The depreciation in the JPY is actually a good thing, however, for students it also means that their salary is low when converting back to their home country currency. Comparatively, salaries used to be an attractive point, but that is no longer applicable. Having said that, although all students may not stay in Japan for work, having students to learn and like Japan is important.

The students that remain in Japan are a valuable asset but it is also important for companies to create a career development system which in turn become advantage points for foreign workers remaining in Japan. As such the Japanese government and Japanese companies are taking active steps in creating such a scheme, so I have high expectations for the latest developments. I think the key is to change the career development structure within Japan.

 

Before you pass on the torch to the next generation president of IUJ, do you have any goals or ambitions you would like to achieve?

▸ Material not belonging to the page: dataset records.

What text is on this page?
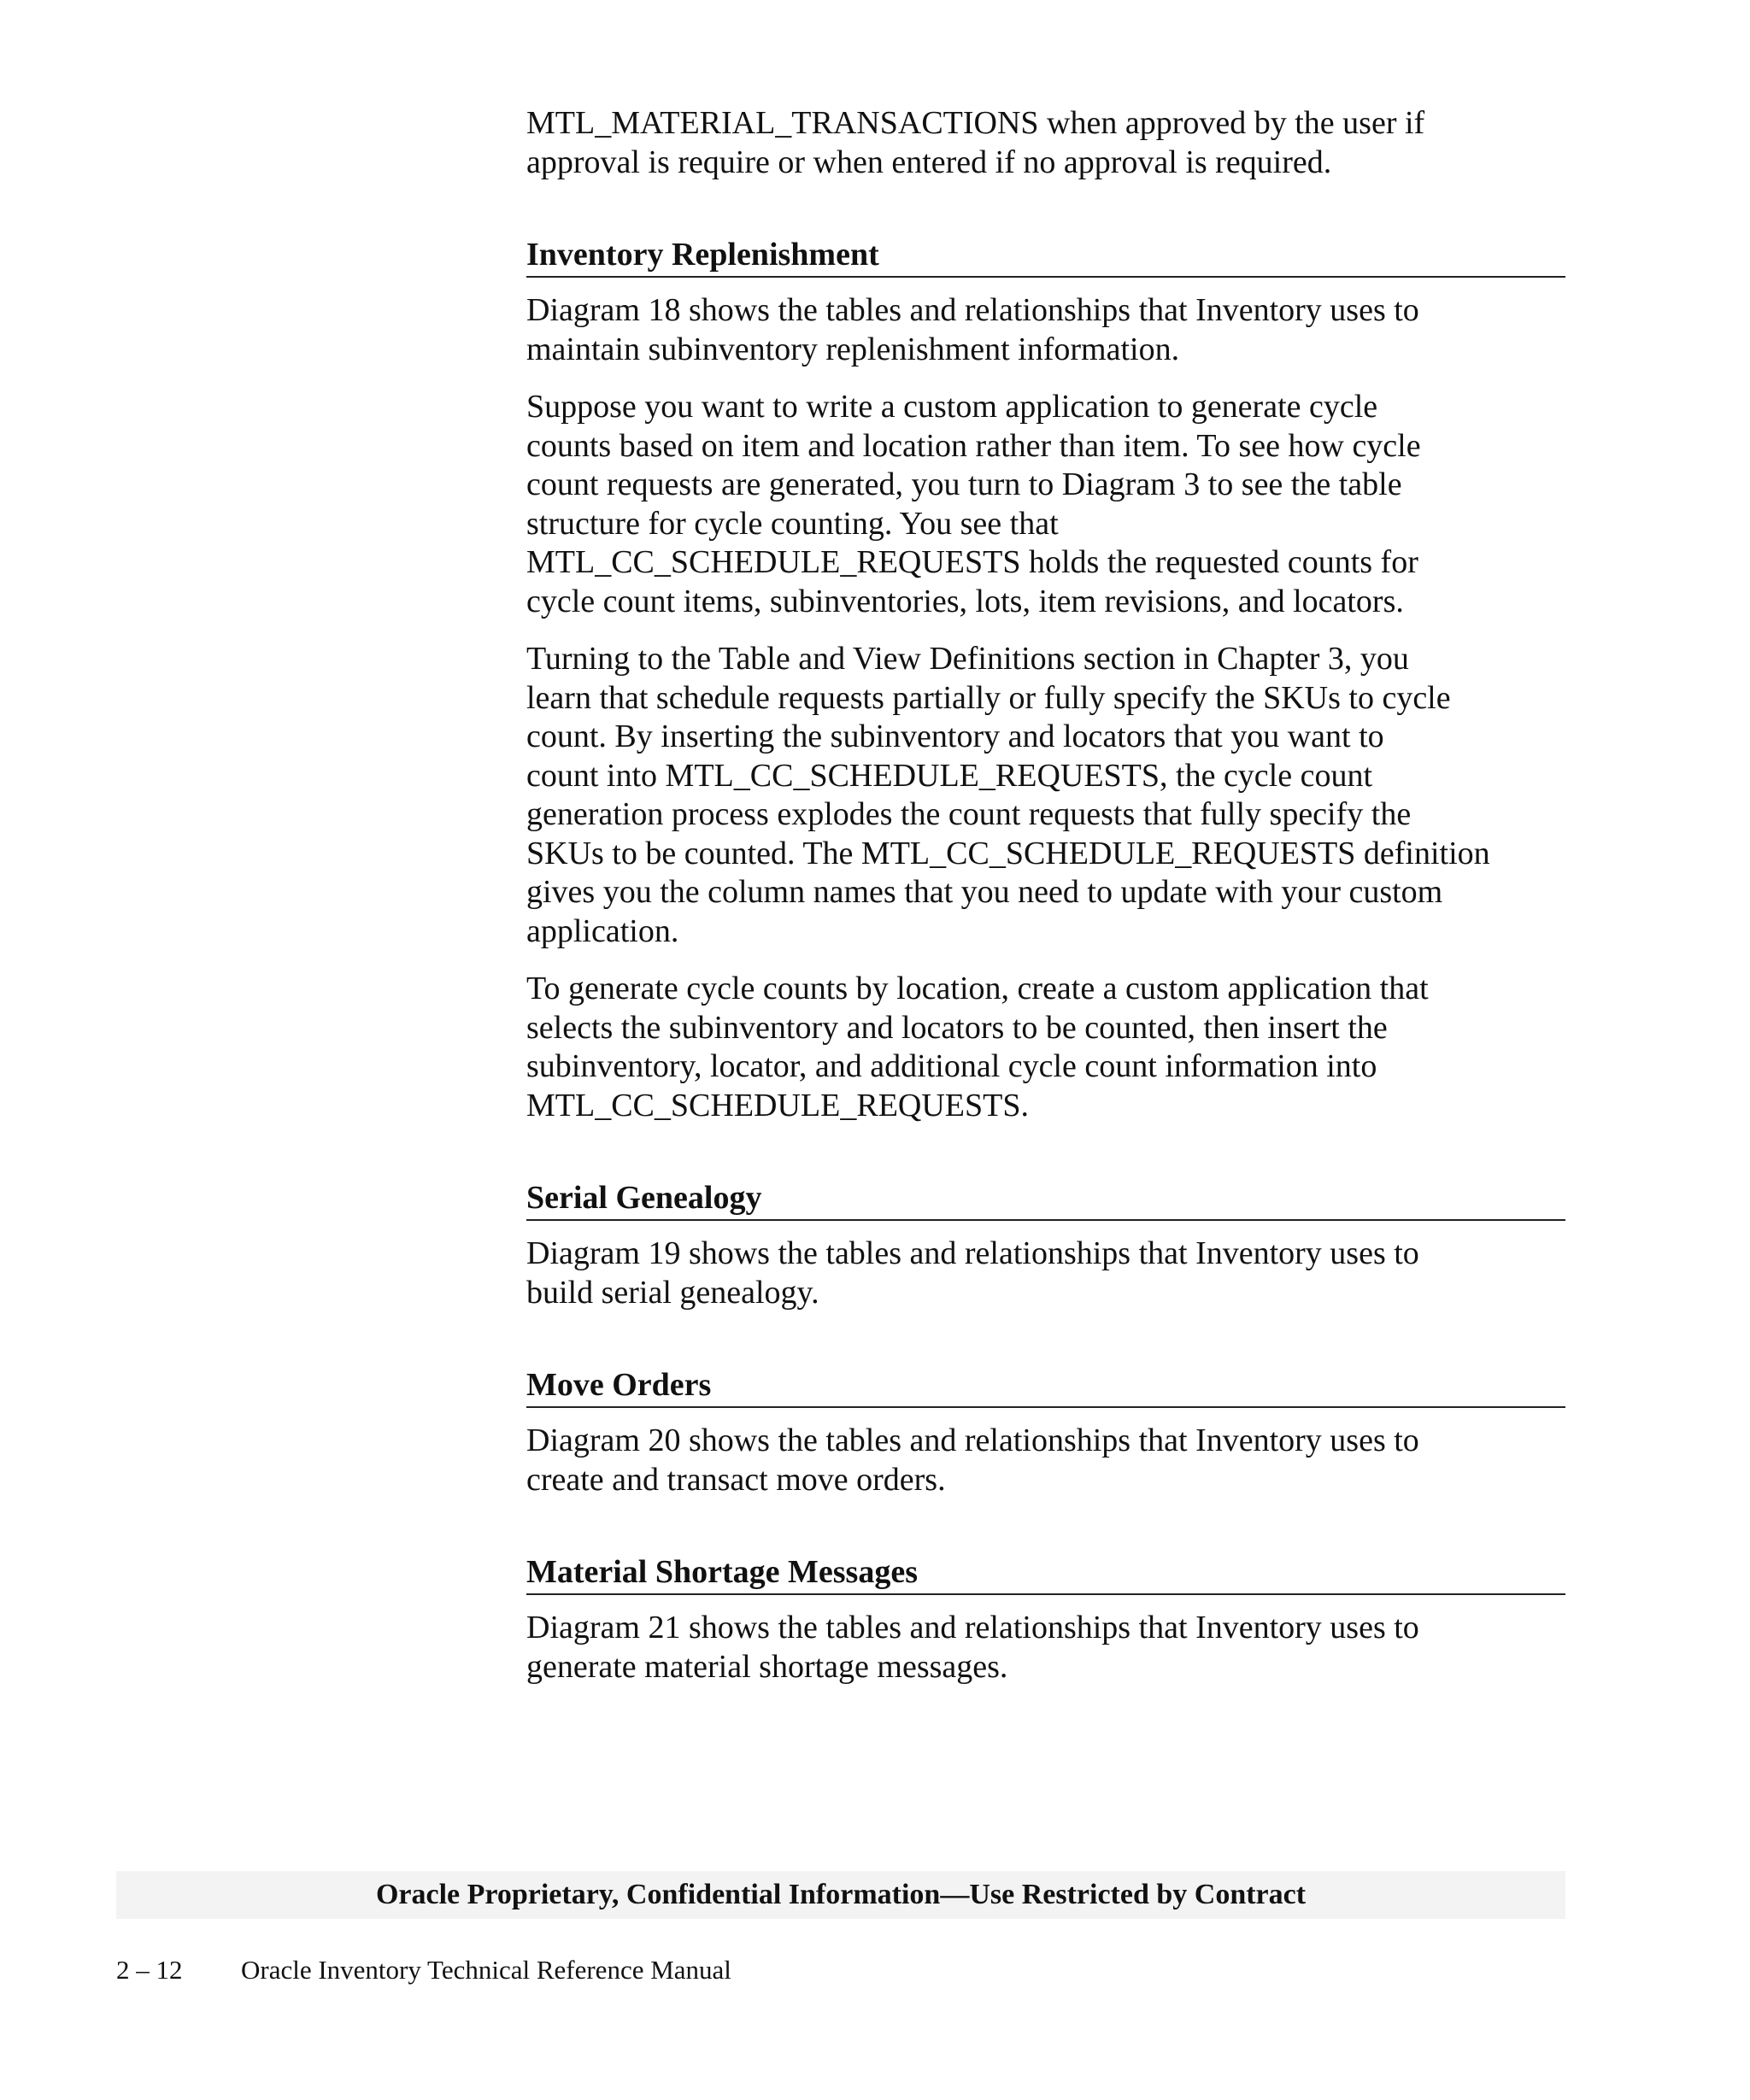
MTL_MATERIAL_TRANSACTIONS when approved by the user if
approval is require or when entered if no approval is required.

Inventory Replenishment

Diagram 18 shows the tables and relationships that Inventory uses to
maintain subinventory replenishment information.

Suppose you want to write a custom application to generate cycle
counts based on item and location rather than item. To see how cycle
count requests are generated, you turn to Diagram 3 to see the table
structure for cycle counting. You see that
MTL_CC_SCHEDULE_REQUESTS holds the requested counts for
cycle count items, subinventories, lots, item revisions, and locators.

Turning to the Table and View Definitions section in Chapter 3, you
learn that schedule requests partially or fully specify the SKUs to cycle
count. By inserting the subinventory and locators that you want to
count into MTL_CC_SCHEDULE_REQUESTS, the cycle count
generation process explodes the count requests that fully specify the
SKUs to be counted. The MTL_CC_SCHEDULE_REQUESTS definition
gives you the column names that you need to update with your custom
application.

To generate cycle counts by location, create a custom application that
selects the subinventory and locators to be counted, then insert the
subinventory, locator, and additional cycle count information into
MTL_CC_SCHEDULE_REQUESTS.

Serial Genealogy

Diagram 19 shows the tables and relationships that Inventory uses to
build serial genealogy.

Move Orders

Diagram 20 shows the tables and relationships that Inventory uses to
create and transact move orders.

Material Shortage Messages

Diagram 21 shows the tables and relationships that Inventory uses to
generate material shortage messages.

Oracle Proprietary, Confidential Information––Use Restricted by Contract
2 – 12 Oracle Inventory Technical Reference Manual
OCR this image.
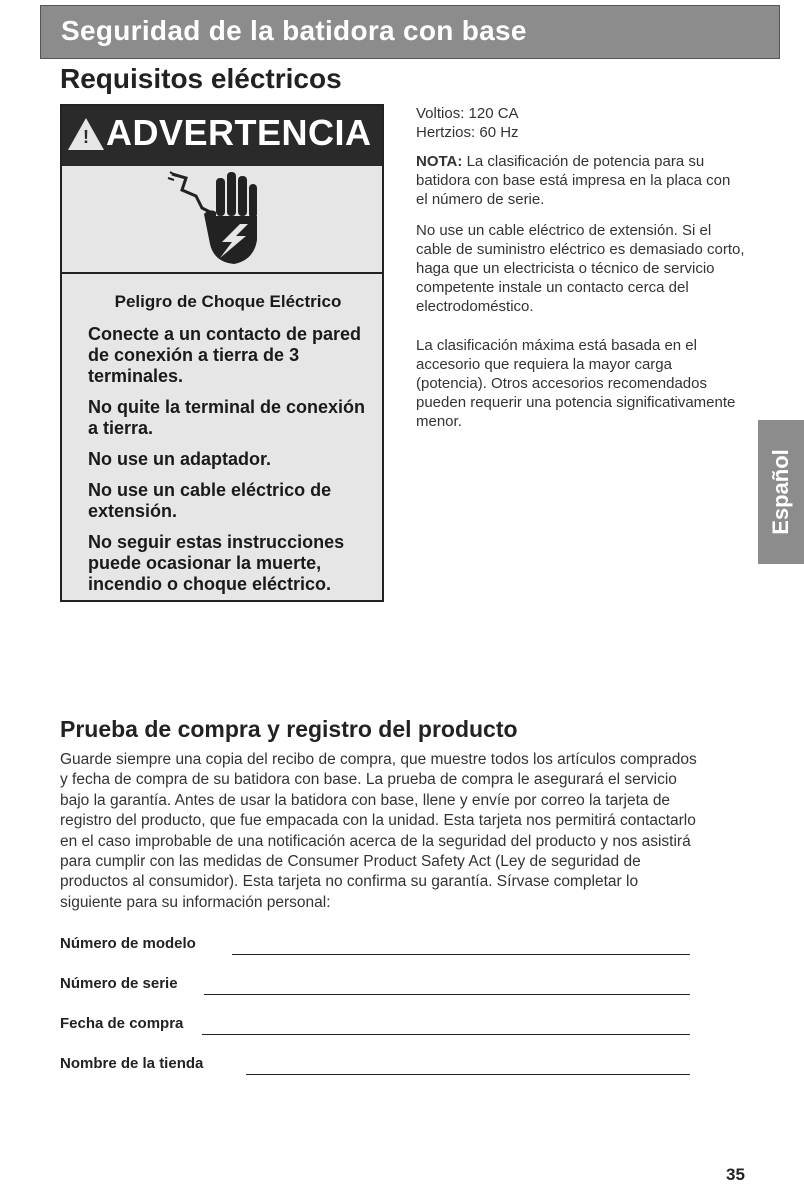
Seguridad de la batidora con base
Requisitos eléctricos
! ADVERTENCIA
Peligro de Choque Eléctrico

Conecte a un contacto de pared de conexión a tierra de 3 terminales.

No quite la terminal de conexión a tierra.

No use un adaptador.

No use un cable eléctrico de extensión.

No seguir estas instrucciones puede ocasionar la muerte, incendio o choque eléctrico.

Voltios: 120 CA
Hertzios: 60 Hz

NOTA: La clasificación de potencia para su batidora con base está impresa en la placa con el número de serie.

No use un cable eléctrico de extensión. Si el cable de suministro eléctrico es demasiado corto, haga que un electricista o técnico de servicio competente instale un contacto cerca del electrodoméstico.

La clasificación máxima está basada en el accesorio que requiera la mayor carga (potencia). Otros accesorios recomendados pueden requerir una potencia significativamente menor.

Español
Prueba de compra y registro del producto
Guarde siempre una copia del recibo de compra, que muestre todos los artículos comprados y fecha de compra de su batidora con base. La prueba de compra le asegurará el servicio bajo la garantía. Antes de usar la batidora con base, llene y envíe por correo la tarjeta de registro del producto, que fue empacada con la unidad. Esta tarjeta nos permitirá contactarlo en el caso improbable de una notificación acerca de la seguridad del producto y nos asistirá para cumplir con las medidas de Consumer Product Safety Act (Ley de seguridad de productos al consumidor). Esta tarjeta no confirma su garantía. Sírvase completar lo siguiente para su información personal:
Número de modelo
Número de serie
Fecha de compra
Nombre de la tienda
35
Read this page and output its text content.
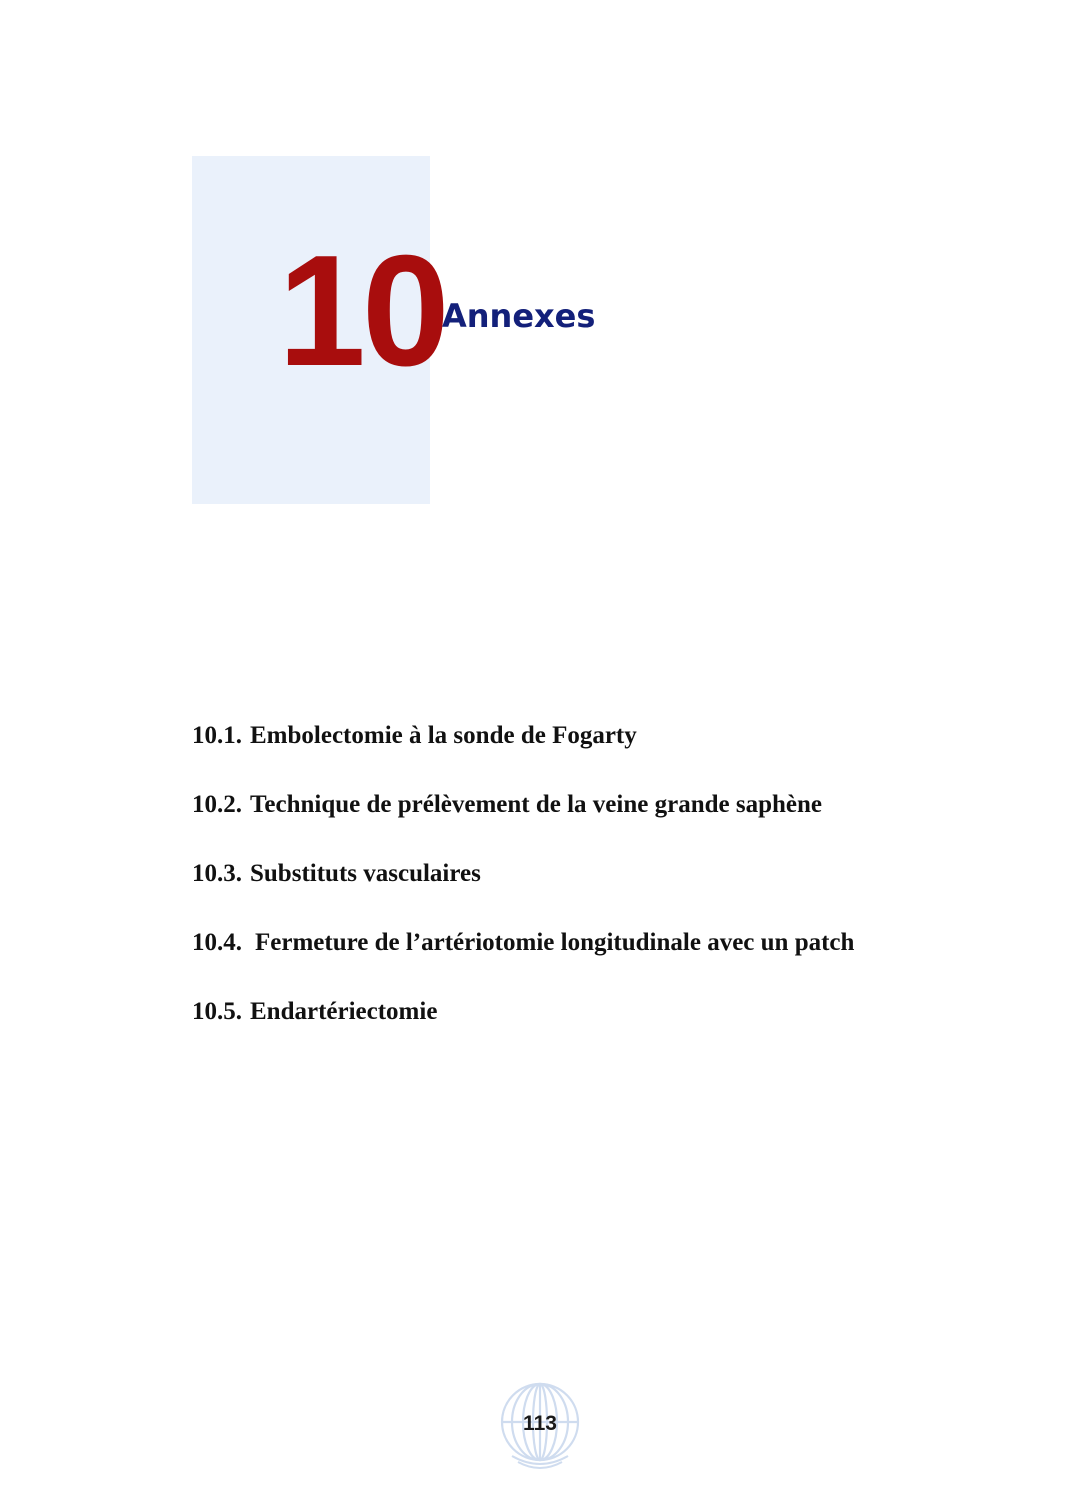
10
Annexes
10.1. Embolectomie à la sonde de Fogarty
10.2. Technique de prélèvement de la veine grande saphène
10.3. Substituts vasculaires
10.4. Fermeture de l’artériotomie longitudinale avec un patch
10.5. Endartériectomie
113
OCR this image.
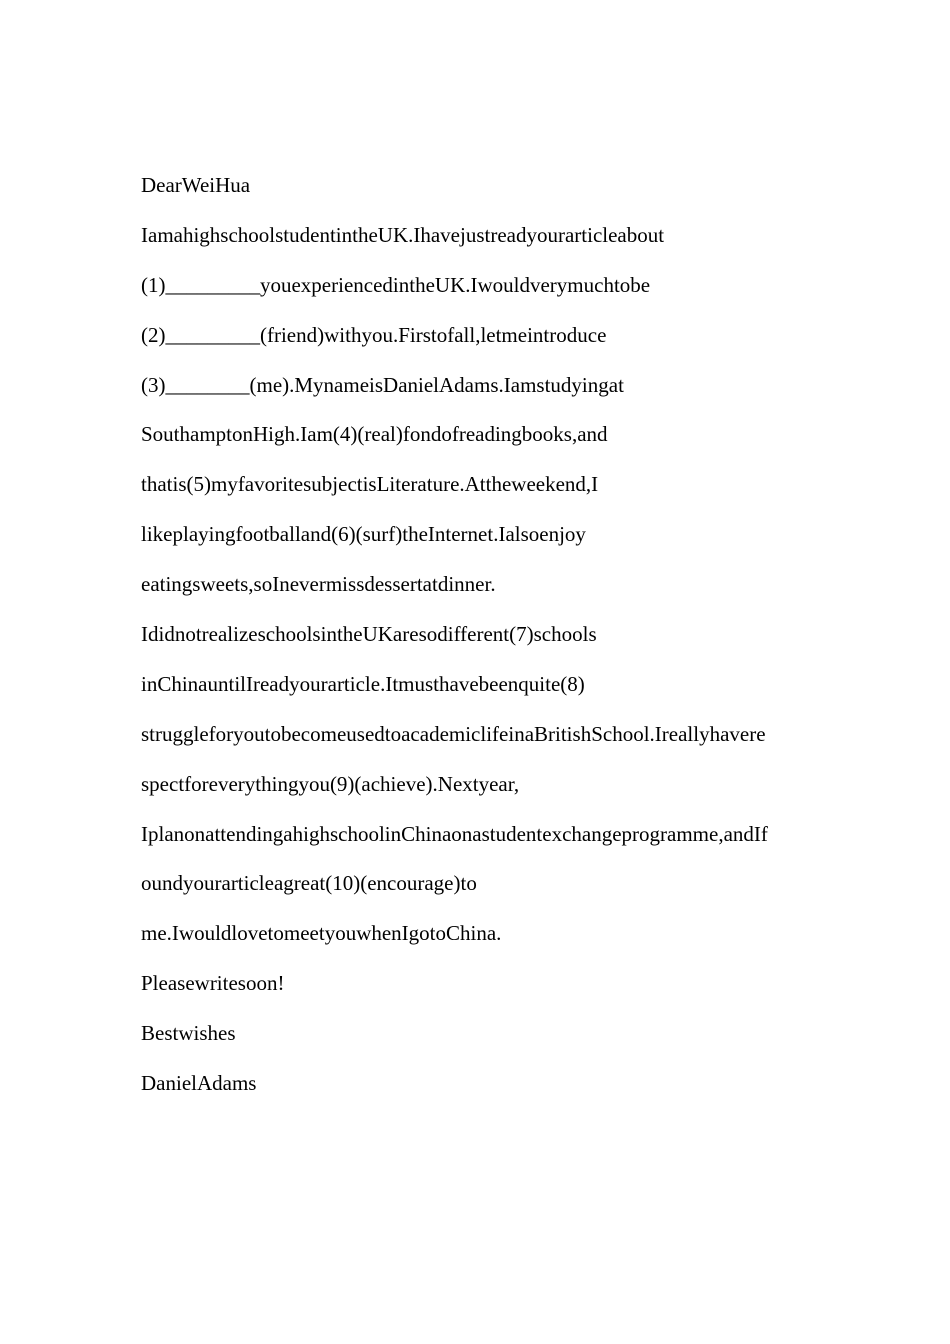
DearWeiHua
IamahighschoolstudentintheUK.Ihavejustreadyourarticleabout
(1)_________youexperiencedintheUK.Iwouldverymuchtobe
(2)_________(friend)withyou.Firstofall,letmeintroduce
(3)________(me).MynameisDanielAdams.Iamstudyingat
SouthamptonHigh.Iam(4)(real)fondofreadingbooks,and
thatis(5)myfavoritesubjectisLiterature.Attheweekend,I
likeplayingfootballand(6)(surf)theInternet.Ialsoenjoy
eatingsweets,soInevermissdessertatdinner.
IdidnotrealizeschoolsintheUKaresodifferent(7)schools
inChinauntilIreadyourarticle.Itmusthavebeenquite(8)
struggleforyoutobecomeusedtoacademiclifeinaBritishSchool.Ireallyhavere
spectforeverythingyou(9)(achieve).Nextyear,
IplanonattendingahighschoolinChinaonastudentexchangeprogramme,andIf
oundyourarticleagreat(10)(encourage)to
me.IwouldlovetomeetyouwhenIgotoChina.
Pleasewritesoon!
Bestwishes
DanielAdams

I want the spirit of Japanese hospitality to spread across the globe. I would also like this institution to act as a bridge between Japanese culture and global society. I myself am 72 years old, and in general Japanese academia is past retirement age, but I still find this environment fun and engaging so I want to remain involved as long as that is the case. As far as ambitions go, I want to promote the overseas impact and change Japan into a more internationalized country.